The Ocracoke pony herd welcomed a new member with the birth of Captain Marvin Howard, a colt born May 9 to the mare Jitterbug.
The herd of Banker ponies, housed at the Ocracoke Pony Pen, now numbers 17, said Jocelyn Wright, lead biological science technician with the National Park Service on Ocracoke, which manages the herd. The Park Service ultimately wants the herd to number 20 to 25.
Captain, as he is nicknamed, is the brother of Rayo, born last year, and both are offspring of Alonzo, a stallion which arrived last spring from the Corolla herd and then tragically died last fall, Wright said.
“We don’t have a definite reason for that,” Wright said about Alonzo’s death.
Captain, who’s only two weeks old, will not be on view to the public for about six months while he is stays close to his mother.
Captain is named after the man on Ocracoke who started the nation’s first and only mounted Boy Scout troop Wright said.

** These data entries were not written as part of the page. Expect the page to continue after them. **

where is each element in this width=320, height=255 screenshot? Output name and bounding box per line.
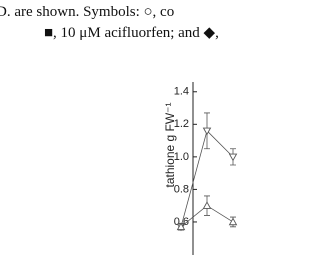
page: D. are shown. Symbols: ○, co ■, 10 μM ac… [0,4,238,255]
data-point [228,153,238,162]
y-tick-label: 1.4 [174,86,189,98]
caption-line: D. are shown. Symbols: ○, co [0,4,174,20]
data-point [202,127,212,136]
y-tick-label: 0.8 [174,183,189,195]
y-tick-label: 1.0 [174,151,189,163]
y-tick-label: 1.2 [174,118,189,130]
data-point [202,201,212,209]
caption-line: ■, 10 μM acifluorfen; and ◆, [44,25,219,41]
data-point [228,217,238,226]
y-axis-label: tathione g FW⁻¹ [163,102,177,187]
data-point [176,222,186,231]
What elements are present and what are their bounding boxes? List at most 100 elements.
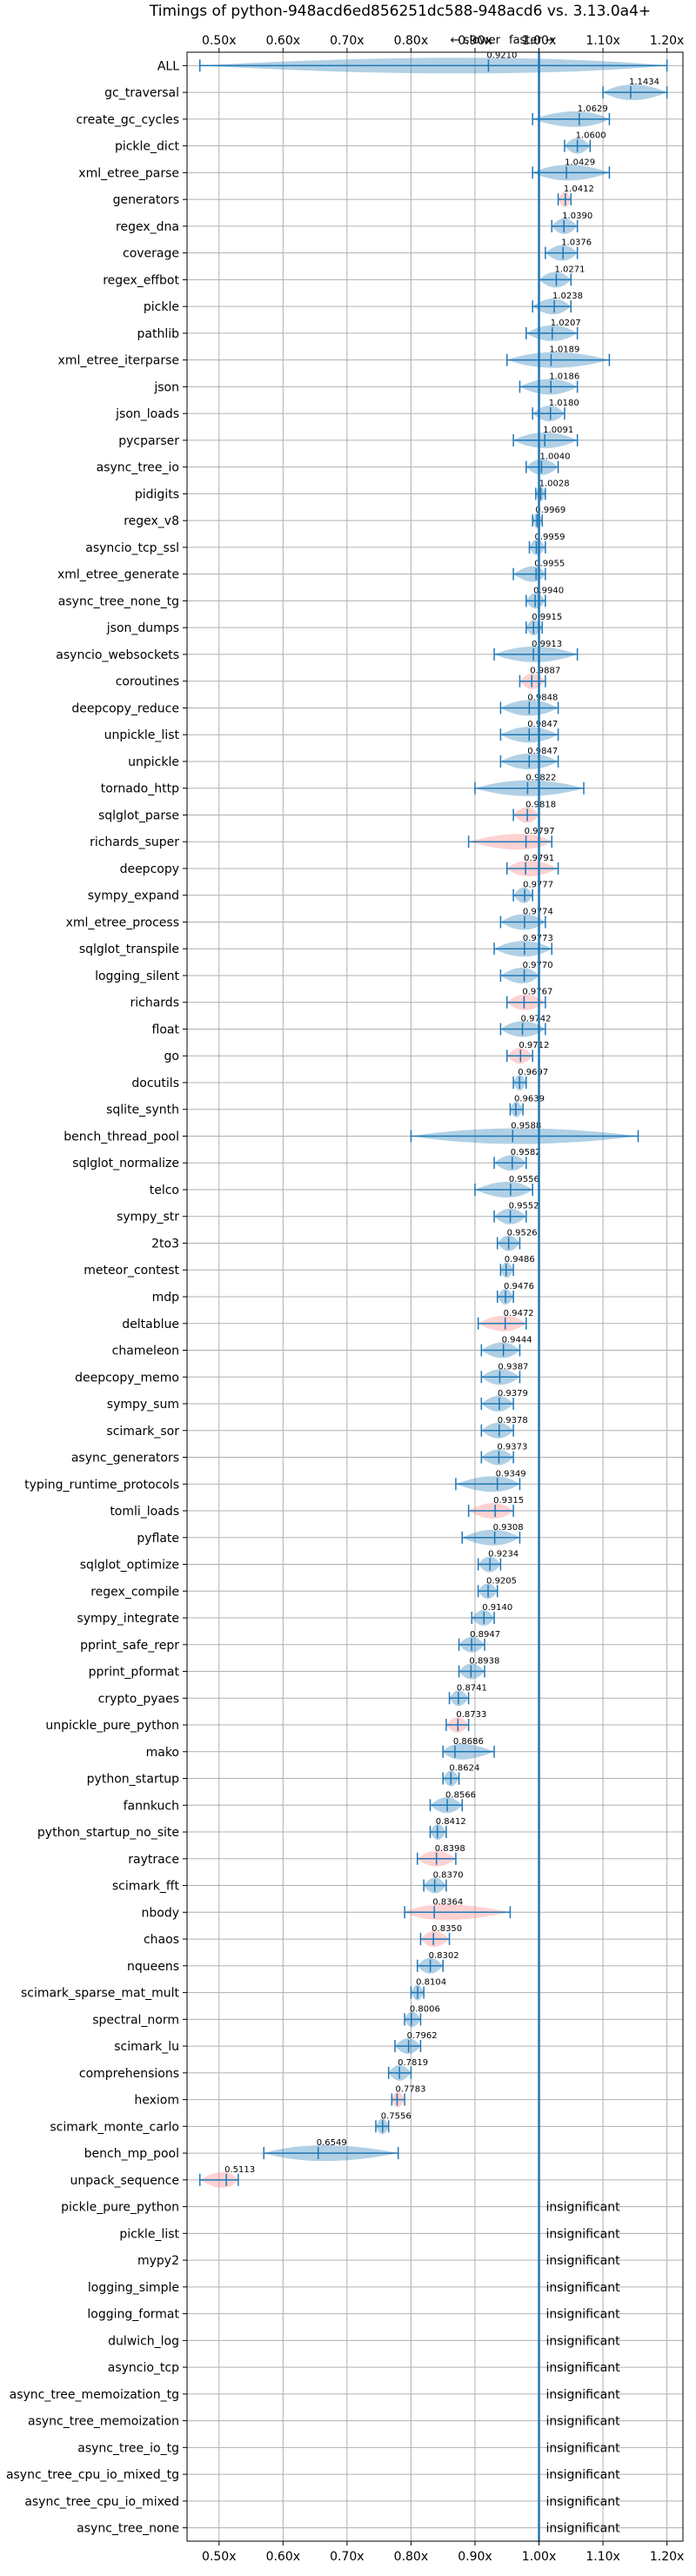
benchmark-label: async_tree_io [97,461,179,475]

According to Pat Garber’s book “Ocracoke Island: Your Questions Answered,” Howard, after retiring from the U.S. Army Corps of Engineers, organized about a dozen island boys into the troop and assisted them in capturing and breaking some of the ponies to ride in formation. They were featured in the March 1956 issue of “Boy’s Life” magazine.
In 1957, the North Carolina General Assembly passed a bill requiring all livestock on the Outer Banks to be confined. Although the Ocracoke ponies were exempted at that time, when Highway 12 was built, the NPS decided to pen the ponies to prevent them from being hit by cars.
In 1959, they were confined in a corral near the current 160-acre location.
Young Captain is available for “adoption,” as are all of the herd’s horses.
Any member of the public can adopt as many members of the herd as they want for $25 each, Wright said. It’s a program started years ago by retired NPS Ranger Bill Caswell. With that payment, the adopter receives a photo of his or her horse and a certificate.
The adoption can be accomplished either online or at the NPS Visitor Center near the south ferry docks on the island, where there are photos of all the ponies.
“Some people are collecting them,” Wright said about the program.
All the ponies can be adopted by more than one person, Wright said, but the donation is used exclusively to defray the costs of their care, such as food, veterinary care, and repair of the pasture and facilities.
The oldest in the herd is Okie’s Rainbow at age 34, Wright said, which is nearing the upper end of a horse’s lifespan.
The Park Service may try to get another stallion for the herd, possibly from the Shackleford Banks herd at Cape Lookout or the Corolla herd, Wright said.
But until then, the more than a dozen volunteers on Ocracoke will help care for the 12 females and five males of the herd.
“Volunteers are just integral to us,” Wright said. “We couldn’t do it without them.”
Volunteers help in most all aspects of the pony herd: cleaning troughs, feeding and scooping manure.